One of the first things you'll encounter is a stock of several specialty incenses purportedly suited for different purposes: kaiyun (bringing luck), shuya (relieving stress), yangsheng (maintaining life) and meili (beauty). Each of these sets comes with three different types of incense and sells for 240 yuan ($36.10). Those animated by the astrological will be interested in the specialty incenses designed for individual star signs for 80 yuan. Tucked away on the other side of the counter, you'll also find traditional votive incense used in Buddhist rituals. It's sold by the number of herbs mixed in: six (50 yuan), nine (60 yuan) or 18 (100 yuan). There's a clear difference in the pungency of each. The six-herbed version has a distinct muskiness, but it's not overpowering.

In addition to incense, you'll find a wide selection of incense holders and censers - partially enclosed vessels for burning incense. A simple metal incense holder available in brass (156 yuan) and silver (136 yuan) is shaped like the Chinese character 一 (meaning "one" in English), supposedly representing the end of one's troubles. A long, stainless steel censer inspired by the shape of the dizi, a traditional Chinese flute, emits smoke from a string of holes as incense is burned inside (680 yuan).

Purists looking for an authentic traditional Chinese censer will be delighted to find a collection of hand made bronze censers from a workshop in Suzhou, boasting three generations of craftsmen. The most impressive one that we found was a three-tiered censor made for holding ashes and the tools for crushing and dispersing incense. Best of all, a bronze stencil at the top allows the user to create a uniquely shaped maze of crushed incense. However, such craftsmanship and detail does come at a price: this piece retails for 1,200 yuan. Those looking for the bronze look without the price tag would do well to look at some of the ceramic censers available. Our favorite was a two-part lion censer which smokes out of its mouth and ears (328 yuan).

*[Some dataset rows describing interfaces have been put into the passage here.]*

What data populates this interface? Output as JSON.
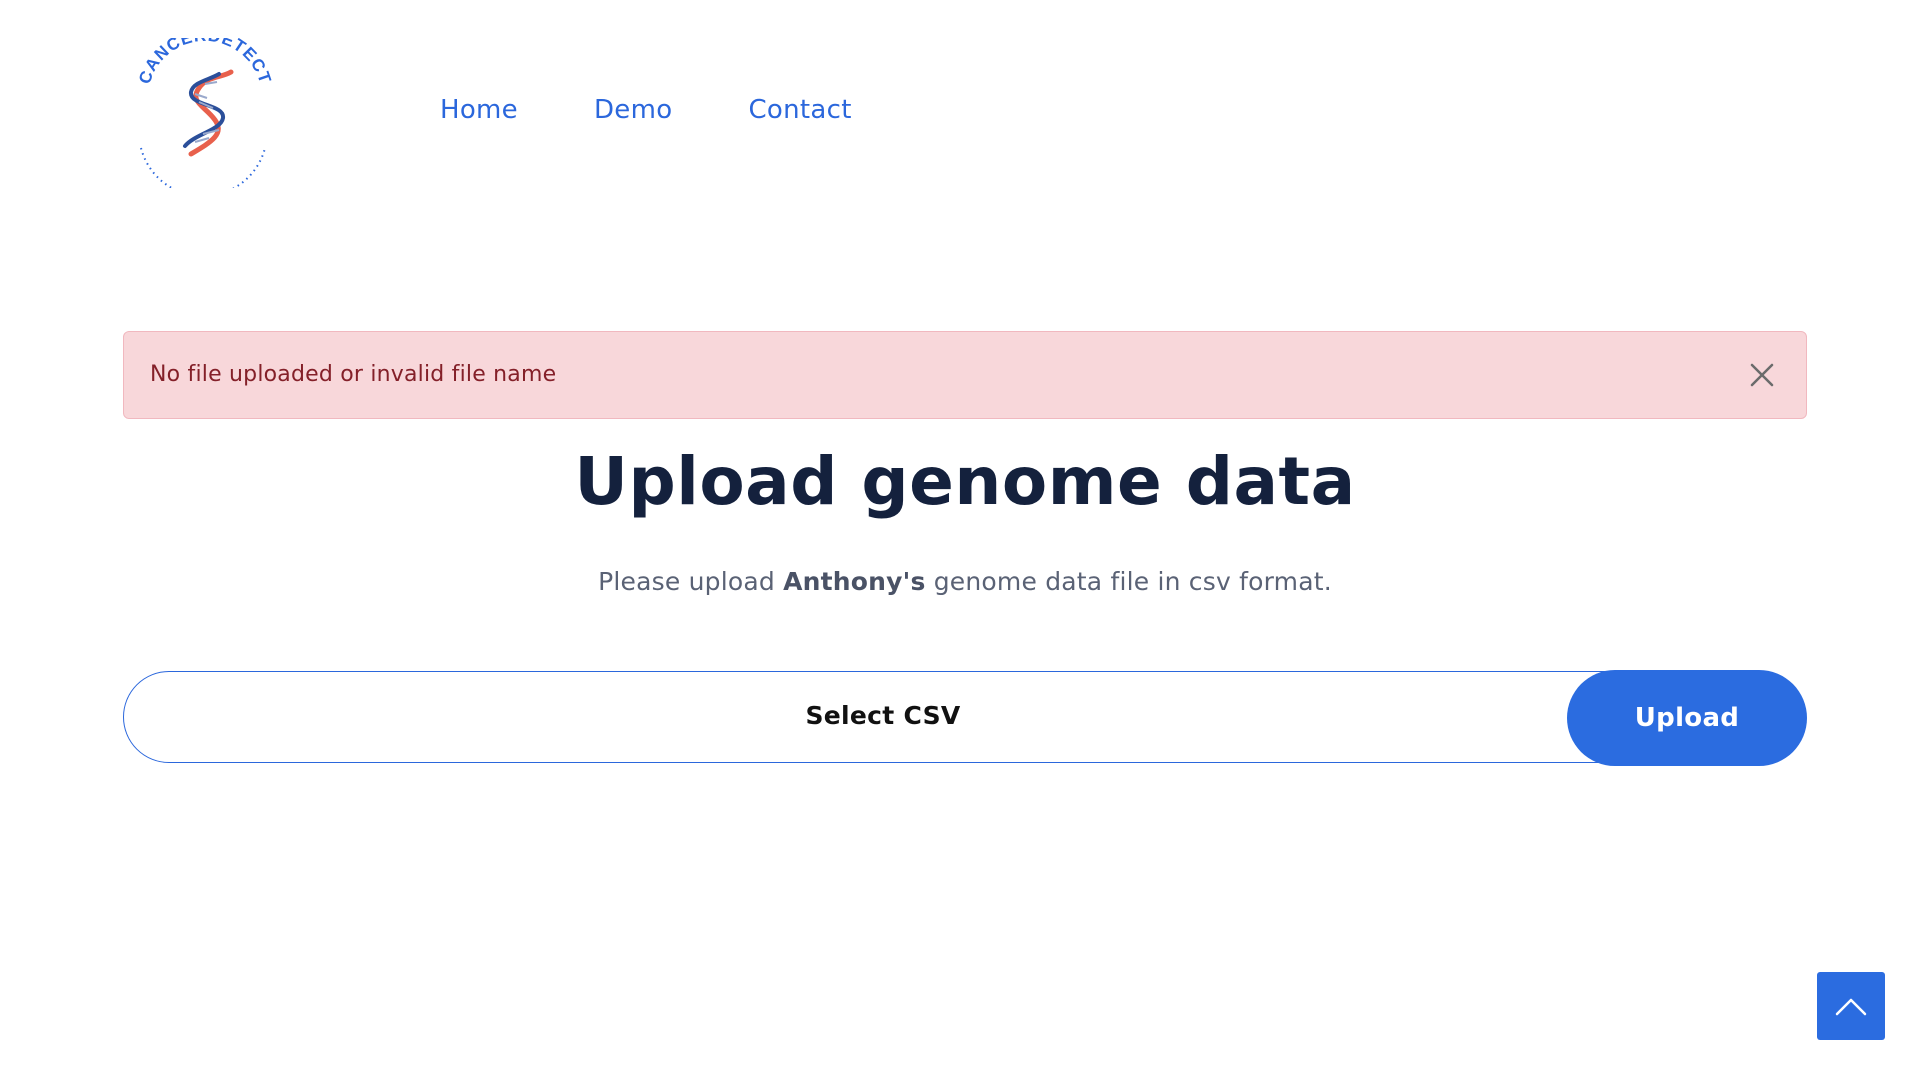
{
  "brand": {
    "logo_text": "CANCERDETECT"
  },
  "nav": {
    "items": [
      {
        "label": "Home"
      },
      {
        "label": "Demo"
      },
      {
        "label": "Contact"
      }
    ]
  },
  "alert": {
    "message": "No file uploaded or invalid file name",
    "close_icon": "close-icon",
    "colors": {
      "background": "#f8d7da",
      "text": "#842029"
    }
  },
  "main": {
    "title": "Upload genome data",
    "subtitle_prefix": "Please upload ",
    "subtitle_name": "Anthony's",
    "subtitle_suffix": " genome data file in csv format."
  },
  "upload": {
    "select_label": "Select CSV",
    "button_label": "Upload",
    "accent_color": "#2b6ce0"
  },
  "scroll_top": {
    "icon": "chevron-up-icon"
  }
}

Now everyman can get incensed

Located inside of the Jingshenghua Flower Market, the Asian Decor store is the exclusive distributor of Raj incense, an Indian brand with an extensive, at times almost absurd, selection of fragrances. You'll find Biblically minded fragrances like frankincense and myrrh, fruit flavors such as tangerine and strawberry and even cannabis (it smells like soap). The incense here is available at rock-bottom prices, with small and large boxes being sold for 5 yuan and 12 yuan respectively.

You'll also find a number of very reasonably priced censers for burning a few sticks. The emphasis on many of the products here is Buddhist or Hindu (all of the products are imported from India or Southeast Asia), so you'll find seated Buddhas or Ganesh elephants gracing many of the products. A series of porcelain censers in turquoise and white, featuring elephants starts at 30 yuan. For those looking for something more neutral, wooden censers are available from 70 yuan.

A Tibetan take

Those looking to grace their homes with traditional scents appropriate for rituals both public and private should go to Jiu Ben Zun, tucked inside the labyrinthine reaches of Tianzifang. Inside you'll find a sparkling array of Tibetan Buddhist memorabilia - golden Buddhas, color depictions of Buddhist saints and deities and small talismans for warding off evil. Sanskrit writings tattoo the walls. The shop also sells Gzi beads, prized as possessions given from deities to ensure wealth, longevity and power. In the sea of all of this, you'll find a small collection of incense tucked off in the corner.

The first class of incense that we found came in three types, each for 150 yuan a box: tanxiang (sandalwood), yaoshixiang (medicinal incense), and zangxiang (Tibetan incense). Tibetan styled incense has a thick aromatic smell with a hint of saffron, native to the region. In addition to these styles of incense, we also found two larger boxes of incense bainianlaotan and bainianyanxiang for 500 yuan and 750 yuan respectively. Despite the shop's insistence that this type of incense is made from a larger number of rare herbs and old-growth sandalwood trees, we remain skeptical as similarly named products can be found online for a fraction of the price. Either way, it's no reason for anyone to throw a fit or get incensed.